André Gabastou ha sido durante décadas puente vital entre la narrativa hispanoamericana y la lengua francesa. Su muerte, el pasado 11 de noviembre, priva a la literatura escrita en español de un hombre de alta exigencia crítica y un finísimo talento para la traducción. Sabíamos que, a la hora de ser crítico, era rápido y divertido: solía, por ejemplo, ser breve, pero delicadamente cruel, cuando despachaba un libro que no le gustaba. Y sabíamos también de una virtud actualmente ya rara: su confortable, profunda humanidad. No sabíamos, en cambio, y nos intrigaba, su infalible método para obtener, en cada problema que pudiera crearle una traducción, una mejora automática del original.
Tradujo a algunos de los mejores escritores contemporáneos. De Bernardo Atxaga, con pasión y maestría, casi toda su obra. Una vez soñé que Gabastou, al leer a Bernardo, se sentía transportado a sus primeros años en el pueblo de la comarca de Bearn, donde nació. Otros contemporáneos traducidos: Bioy Casares, Silvina Ocampo, Carmen Laforet, Onetti, Sánchez Ferlosio, Alan Pauls, Martin Solares, Juan Gabriel Vásquez, Rosa Montero, Eduardo Lago, Gabi Martínez, Ricardo Piglia…
Llegó a traductor del español sin haber salido de su pueblo en toda la infancia. No fue ni siquiera a Pau, ni a Burdeos, ni a París, puesto que, en su lugar de nacimiento en Bearn, a dos pasos del País Vasco, el errante río Adour formaba una barrera que pocos cruzaban. Contaba Gabastou que un político de la época solía decir que, cuando iba en tren a París, sólo al partir de Pau se sentía realmente en Francia, lo que para Gabastou era “una forma de decir que veníamos, quizás, del antiguo reino de Navarra, de la Baja Navarra, a pesar de su lejana conexión con Francia”

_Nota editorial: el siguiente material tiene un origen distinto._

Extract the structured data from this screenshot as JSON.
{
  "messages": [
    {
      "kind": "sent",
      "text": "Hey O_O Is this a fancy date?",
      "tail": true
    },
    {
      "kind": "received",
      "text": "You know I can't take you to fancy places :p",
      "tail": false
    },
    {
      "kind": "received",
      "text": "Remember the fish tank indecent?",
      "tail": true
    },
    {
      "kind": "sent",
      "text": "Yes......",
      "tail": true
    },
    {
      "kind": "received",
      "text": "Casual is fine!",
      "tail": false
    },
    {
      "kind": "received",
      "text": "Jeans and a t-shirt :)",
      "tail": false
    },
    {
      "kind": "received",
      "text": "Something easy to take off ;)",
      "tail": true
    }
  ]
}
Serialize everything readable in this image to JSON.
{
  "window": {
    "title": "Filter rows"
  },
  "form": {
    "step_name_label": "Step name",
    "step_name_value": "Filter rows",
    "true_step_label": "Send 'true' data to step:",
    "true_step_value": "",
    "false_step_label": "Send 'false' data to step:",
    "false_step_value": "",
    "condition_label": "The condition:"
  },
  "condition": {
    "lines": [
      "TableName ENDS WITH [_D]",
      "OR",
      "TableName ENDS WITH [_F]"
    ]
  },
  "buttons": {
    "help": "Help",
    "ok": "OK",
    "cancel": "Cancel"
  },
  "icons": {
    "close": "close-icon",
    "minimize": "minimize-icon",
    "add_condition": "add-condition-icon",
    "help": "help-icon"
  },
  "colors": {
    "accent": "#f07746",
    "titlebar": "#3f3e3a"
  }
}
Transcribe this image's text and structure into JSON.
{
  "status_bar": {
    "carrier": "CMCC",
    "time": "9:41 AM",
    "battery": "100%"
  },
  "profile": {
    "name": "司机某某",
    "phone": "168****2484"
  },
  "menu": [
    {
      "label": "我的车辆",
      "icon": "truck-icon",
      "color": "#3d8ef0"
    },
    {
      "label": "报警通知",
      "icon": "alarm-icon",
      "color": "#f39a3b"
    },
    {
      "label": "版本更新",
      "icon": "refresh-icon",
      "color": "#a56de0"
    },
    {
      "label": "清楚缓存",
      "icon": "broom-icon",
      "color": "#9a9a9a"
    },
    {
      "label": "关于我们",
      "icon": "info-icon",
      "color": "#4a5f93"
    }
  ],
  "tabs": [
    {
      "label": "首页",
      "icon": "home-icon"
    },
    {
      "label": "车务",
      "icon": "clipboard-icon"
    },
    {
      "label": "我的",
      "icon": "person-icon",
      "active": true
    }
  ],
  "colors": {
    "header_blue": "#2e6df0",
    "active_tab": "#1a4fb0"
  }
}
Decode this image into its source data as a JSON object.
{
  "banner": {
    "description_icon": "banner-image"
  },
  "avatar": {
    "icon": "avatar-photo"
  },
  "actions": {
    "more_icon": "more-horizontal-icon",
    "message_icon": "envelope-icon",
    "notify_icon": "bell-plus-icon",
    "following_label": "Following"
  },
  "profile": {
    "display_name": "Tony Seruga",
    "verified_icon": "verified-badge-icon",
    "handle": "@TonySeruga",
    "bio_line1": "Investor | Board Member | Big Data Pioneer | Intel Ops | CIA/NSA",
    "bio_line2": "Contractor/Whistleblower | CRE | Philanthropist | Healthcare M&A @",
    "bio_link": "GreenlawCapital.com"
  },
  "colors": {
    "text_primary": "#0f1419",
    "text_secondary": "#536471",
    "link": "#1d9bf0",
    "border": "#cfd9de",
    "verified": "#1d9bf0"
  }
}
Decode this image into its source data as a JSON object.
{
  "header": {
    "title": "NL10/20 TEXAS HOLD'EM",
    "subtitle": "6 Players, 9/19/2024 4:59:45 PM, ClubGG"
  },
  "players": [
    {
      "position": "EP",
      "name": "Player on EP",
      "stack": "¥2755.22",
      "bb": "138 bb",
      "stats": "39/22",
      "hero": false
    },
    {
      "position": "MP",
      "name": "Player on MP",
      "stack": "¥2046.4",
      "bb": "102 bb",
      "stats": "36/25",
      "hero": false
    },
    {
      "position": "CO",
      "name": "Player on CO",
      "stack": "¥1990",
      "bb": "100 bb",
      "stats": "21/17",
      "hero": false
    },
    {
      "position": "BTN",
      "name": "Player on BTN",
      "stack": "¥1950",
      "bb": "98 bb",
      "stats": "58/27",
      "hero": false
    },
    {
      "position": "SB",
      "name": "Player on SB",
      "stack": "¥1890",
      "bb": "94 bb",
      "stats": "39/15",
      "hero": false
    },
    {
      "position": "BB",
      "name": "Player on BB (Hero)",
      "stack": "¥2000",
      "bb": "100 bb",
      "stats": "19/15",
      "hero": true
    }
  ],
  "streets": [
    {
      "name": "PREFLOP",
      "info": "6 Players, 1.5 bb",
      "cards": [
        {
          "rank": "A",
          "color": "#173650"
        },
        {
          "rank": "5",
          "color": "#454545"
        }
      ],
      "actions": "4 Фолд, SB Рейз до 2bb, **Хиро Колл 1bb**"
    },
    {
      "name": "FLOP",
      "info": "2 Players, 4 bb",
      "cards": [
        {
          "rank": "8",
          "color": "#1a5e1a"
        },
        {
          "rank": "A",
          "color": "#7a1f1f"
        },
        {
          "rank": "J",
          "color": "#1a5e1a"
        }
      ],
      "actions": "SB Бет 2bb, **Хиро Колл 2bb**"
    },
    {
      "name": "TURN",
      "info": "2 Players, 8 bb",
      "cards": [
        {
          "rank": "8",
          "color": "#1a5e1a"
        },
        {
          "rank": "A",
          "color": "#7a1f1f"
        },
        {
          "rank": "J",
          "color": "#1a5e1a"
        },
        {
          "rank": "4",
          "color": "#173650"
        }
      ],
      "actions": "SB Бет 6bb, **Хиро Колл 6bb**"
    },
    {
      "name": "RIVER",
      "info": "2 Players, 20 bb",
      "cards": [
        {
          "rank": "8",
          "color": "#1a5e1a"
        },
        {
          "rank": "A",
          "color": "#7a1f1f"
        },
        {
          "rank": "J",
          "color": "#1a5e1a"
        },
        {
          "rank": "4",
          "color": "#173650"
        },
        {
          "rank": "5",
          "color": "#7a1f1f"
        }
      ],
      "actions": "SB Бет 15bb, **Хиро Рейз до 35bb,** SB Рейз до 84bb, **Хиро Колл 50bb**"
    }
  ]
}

Gabastou no recordaba su aprendizaje del español, pero suponía que fue fluido, como suele ocurrirles a los niños. La lectura de un libro de Bioy y Ocampo (Los que aman odian), le resultó tan agradable que le propuso al hoy legendario editor Christian Bourgois traducirlo, y éste accedió de inmediato a su petición. Ahí comenzó su trayectoria de traductor. Pasados los años, Gabastou descubriría que los antepasados de Bioy eran de Bearn. Y no le pasó inadvertido que, al igual que el uruguayo Jules Supervielle, Bioy fuera originario de Oloron-Sainte-Marie, lo que le hizo sentirse miembro de una “cofradía bearnesa”, que era una construcción identitaria razonable, aunque invisible a ratos, tal vez porque tenía una vocación tan errante como el Adour que la atravesaba.
Hará dos años, Gabastou desapareció por largo tiempo y no hubo forma de dar con él. Lo buscamos, no estaba, reapareció sin más. En París, hará tres semanas, nos reencontramos. Físicamente mermado, pero en buena forma mental, eludió contar qué le había sucedido. En el momento de la despedida, me informó de que ya sólo leía a Balzac y Proust. Balzac y Proust, repitió. Y me pareció entonces comprender por qué, cuando me traducía, sus palabras eran siempre de otro mundo, por mucho que ese otro mundo pudiera parecer el mío.